Quale ruolo svolgeranno Paesi come i Baltici, la Polonia e la stessa Ucraina con la nuova amministrazione americana?
“Il loro ruolo in relazione a Mosca sarà più aggressivo di quanto la stessa amministrazione Biden vorrebbe. Le capitali dell’Europa orientale hanno capito da tempo come influenzare i Governi americani giocando la carta dell’aggressività russa. Gli Stati Uniti sono diventati ostaggio della loro disastrosa politica per l’Europa orientale, concepita solo come un mezzo per esercitare pressione sulla Russia. Mosca non ha dovuto fare altro che prender le distanze da certi Governi dell’Europa orientale, privarli delle entrate generate dal transito delle merci russe e bloccare loro l’ingresso sul mercato russo. Ora l’onere di mantenere l’Europa orientale ricade tutto sugli Usa e sulla Ue. E la Russia può aspettare con calma”.
La recente riforma costituzionale in Russia. I più, in Europa, credono che sia stata tagliata su misura sul desiderio di Putin di rimanere al potere per tutta la vita. Pochi, e io tra quelli, pensano invece che tale riforma sia una risposta alla paura di una seconda perestrojka. Cioè, a un processo di riforme necessario ma che potrebbe anche sfuggire di mano.

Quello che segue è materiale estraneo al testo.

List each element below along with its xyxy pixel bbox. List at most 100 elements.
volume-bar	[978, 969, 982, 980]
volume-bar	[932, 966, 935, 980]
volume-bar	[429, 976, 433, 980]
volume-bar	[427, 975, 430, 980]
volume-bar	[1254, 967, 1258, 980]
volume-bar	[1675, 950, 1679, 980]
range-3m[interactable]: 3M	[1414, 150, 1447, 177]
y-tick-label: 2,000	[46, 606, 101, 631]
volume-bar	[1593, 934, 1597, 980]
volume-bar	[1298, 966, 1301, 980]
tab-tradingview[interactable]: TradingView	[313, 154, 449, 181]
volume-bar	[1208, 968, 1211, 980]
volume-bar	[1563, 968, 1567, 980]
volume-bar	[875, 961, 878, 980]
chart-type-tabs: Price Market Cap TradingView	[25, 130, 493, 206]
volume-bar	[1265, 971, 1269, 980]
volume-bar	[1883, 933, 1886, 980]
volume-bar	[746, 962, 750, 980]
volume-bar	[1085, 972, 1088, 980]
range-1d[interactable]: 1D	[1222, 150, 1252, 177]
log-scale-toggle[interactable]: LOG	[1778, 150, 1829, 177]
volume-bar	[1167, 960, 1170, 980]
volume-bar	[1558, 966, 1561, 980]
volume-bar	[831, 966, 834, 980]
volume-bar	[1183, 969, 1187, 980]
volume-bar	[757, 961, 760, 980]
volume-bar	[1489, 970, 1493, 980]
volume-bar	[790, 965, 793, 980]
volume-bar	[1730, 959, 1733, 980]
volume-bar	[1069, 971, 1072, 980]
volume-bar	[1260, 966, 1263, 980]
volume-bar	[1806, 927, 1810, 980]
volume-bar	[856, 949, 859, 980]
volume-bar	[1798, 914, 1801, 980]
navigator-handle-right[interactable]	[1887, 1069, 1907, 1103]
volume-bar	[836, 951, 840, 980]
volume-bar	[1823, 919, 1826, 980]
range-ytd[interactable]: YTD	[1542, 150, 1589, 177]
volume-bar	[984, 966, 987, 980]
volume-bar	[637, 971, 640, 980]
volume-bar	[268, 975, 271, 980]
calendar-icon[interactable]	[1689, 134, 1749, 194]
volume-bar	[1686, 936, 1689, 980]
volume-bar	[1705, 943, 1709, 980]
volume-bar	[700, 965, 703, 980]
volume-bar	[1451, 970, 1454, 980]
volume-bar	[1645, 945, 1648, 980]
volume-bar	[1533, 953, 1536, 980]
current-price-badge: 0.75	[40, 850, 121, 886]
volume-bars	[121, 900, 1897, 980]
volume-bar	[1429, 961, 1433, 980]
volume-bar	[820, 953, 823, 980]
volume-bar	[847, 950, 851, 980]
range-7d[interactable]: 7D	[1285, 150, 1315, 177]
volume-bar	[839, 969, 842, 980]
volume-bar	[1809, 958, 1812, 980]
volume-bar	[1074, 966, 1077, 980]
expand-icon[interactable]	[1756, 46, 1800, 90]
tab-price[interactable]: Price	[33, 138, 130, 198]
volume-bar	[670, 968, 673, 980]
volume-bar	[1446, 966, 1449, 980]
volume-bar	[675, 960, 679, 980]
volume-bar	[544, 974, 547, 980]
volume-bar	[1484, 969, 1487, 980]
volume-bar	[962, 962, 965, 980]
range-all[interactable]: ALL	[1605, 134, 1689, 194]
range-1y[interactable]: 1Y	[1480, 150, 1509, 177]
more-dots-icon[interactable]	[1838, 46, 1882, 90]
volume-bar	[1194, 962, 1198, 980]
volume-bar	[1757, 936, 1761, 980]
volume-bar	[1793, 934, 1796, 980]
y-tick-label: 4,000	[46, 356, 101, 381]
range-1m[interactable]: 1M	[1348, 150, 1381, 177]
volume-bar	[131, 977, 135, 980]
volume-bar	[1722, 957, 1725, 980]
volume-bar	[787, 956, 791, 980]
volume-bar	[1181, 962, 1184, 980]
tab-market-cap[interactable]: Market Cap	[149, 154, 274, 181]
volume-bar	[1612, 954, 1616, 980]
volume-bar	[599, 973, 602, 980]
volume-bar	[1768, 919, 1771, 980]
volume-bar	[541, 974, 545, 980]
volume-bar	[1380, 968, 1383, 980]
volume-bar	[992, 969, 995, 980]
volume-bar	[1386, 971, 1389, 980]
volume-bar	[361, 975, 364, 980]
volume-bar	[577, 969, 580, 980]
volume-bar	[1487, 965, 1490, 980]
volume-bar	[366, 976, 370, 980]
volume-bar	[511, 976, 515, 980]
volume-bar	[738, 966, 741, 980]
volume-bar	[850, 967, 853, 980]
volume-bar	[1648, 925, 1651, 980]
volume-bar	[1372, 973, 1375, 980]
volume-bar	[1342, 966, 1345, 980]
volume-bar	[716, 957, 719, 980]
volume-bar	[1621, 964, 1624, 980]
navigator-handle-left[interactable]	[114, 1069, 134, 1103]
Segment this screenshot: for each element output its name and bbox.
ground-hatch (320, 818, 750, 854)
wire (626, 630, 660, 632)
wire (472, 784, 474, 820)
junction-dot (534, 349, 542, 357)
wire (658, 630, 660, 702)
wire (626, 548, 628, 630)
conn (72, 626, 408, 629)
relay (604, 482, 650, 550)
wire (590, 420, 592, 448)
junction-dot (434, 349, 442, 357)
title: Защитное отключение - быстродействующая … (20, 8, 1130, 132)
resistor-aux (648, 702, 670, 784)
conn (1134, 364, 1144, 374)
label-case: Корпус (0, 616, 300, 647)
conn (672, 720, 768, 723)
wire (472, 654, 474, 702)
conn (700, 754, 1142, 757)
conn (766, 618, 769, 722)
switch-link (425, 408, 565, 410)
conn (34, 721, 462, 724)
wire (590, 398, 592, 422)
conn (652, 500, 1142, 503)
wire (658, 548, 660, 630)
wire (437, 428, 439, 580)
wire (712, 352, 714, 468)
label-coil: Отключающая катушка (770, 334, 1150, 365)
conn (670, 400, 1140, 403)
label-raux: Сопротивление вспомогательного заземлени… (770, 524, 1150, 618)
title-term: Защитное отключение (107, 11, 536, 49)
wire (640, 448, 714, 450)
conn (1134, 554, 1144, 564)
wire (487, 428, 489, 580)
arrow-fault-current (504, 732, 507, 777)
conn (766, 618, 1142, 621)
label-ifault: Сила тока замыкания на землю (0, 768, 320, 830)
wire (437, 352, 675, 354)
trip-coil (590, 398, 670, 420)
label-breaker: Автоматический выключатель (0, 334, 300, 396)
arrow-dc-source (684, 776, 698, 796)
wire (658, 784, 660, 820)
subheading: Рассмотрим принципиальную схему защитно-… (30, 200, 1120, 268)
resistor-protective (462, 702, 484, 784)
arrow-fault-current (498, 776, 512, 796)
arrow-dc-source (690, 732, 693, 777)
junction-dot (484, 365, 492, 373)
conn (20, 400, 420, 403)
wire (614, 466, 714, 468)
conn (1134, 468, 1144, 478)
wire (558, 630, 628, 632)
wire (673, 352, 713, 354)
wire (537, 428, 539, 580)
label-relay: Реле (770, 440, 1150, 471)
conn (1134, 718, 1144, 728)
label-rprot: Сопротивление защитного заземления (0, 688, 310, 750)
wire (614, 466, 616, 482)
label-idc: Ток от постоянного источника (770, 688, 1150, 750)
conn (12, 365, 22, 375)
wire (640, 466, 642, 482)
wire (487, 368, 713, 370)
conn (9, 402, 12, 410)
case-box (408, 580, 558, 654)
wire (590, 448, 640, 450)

“Penso che Putin non volesse fare il Presidente nemmeno per un mandato, e che se ne avesse avuto la possibilità, si sarebbe ritirato da tempo a vita privata. Ma sente la responsabilità e non vuole abbandonare la sua squadra, i suoi elettori e i suoi concittadini in un momento così critico. Il sistema politico russo ha acquisito ormai una discreta solidità, ma non è ancora del tutto capace di autoregolarsi e quindi autoriprodursi. La riforma costituzionale ha stabilizzato il potere di Putin, ha calmato la società, ha disciplinato l’apparato statale. E, in generale, ha creato le condizioni per ulteriori efficaci attività di riforma”.
di Fulvio Scaglione
articolo pubblicato da L’Eco di Bergamo del 20/2/2021
analisi ineccepibile.
Mi colpisce l’ultima frase, sulla poca propensione di Putin a mantenere il potere. Mi piacerebbe capire sulla base di che ragione l’autore fa una simile affermazione.
Della Russia – e comunque di politica estera — gli italiani sanno poco, ma nelle mie conversazioni, in cui cerco di convincere i miei interlocutori che la Russia non è la dittatura zarista che si evince dai nostri giornali, spunta sempre la frasetta sul cambiamento della costituzione, ad opera di Putin, e con il solo scopo di perpetuarsi al potere. Mi piacerebbe sapere come ribattere.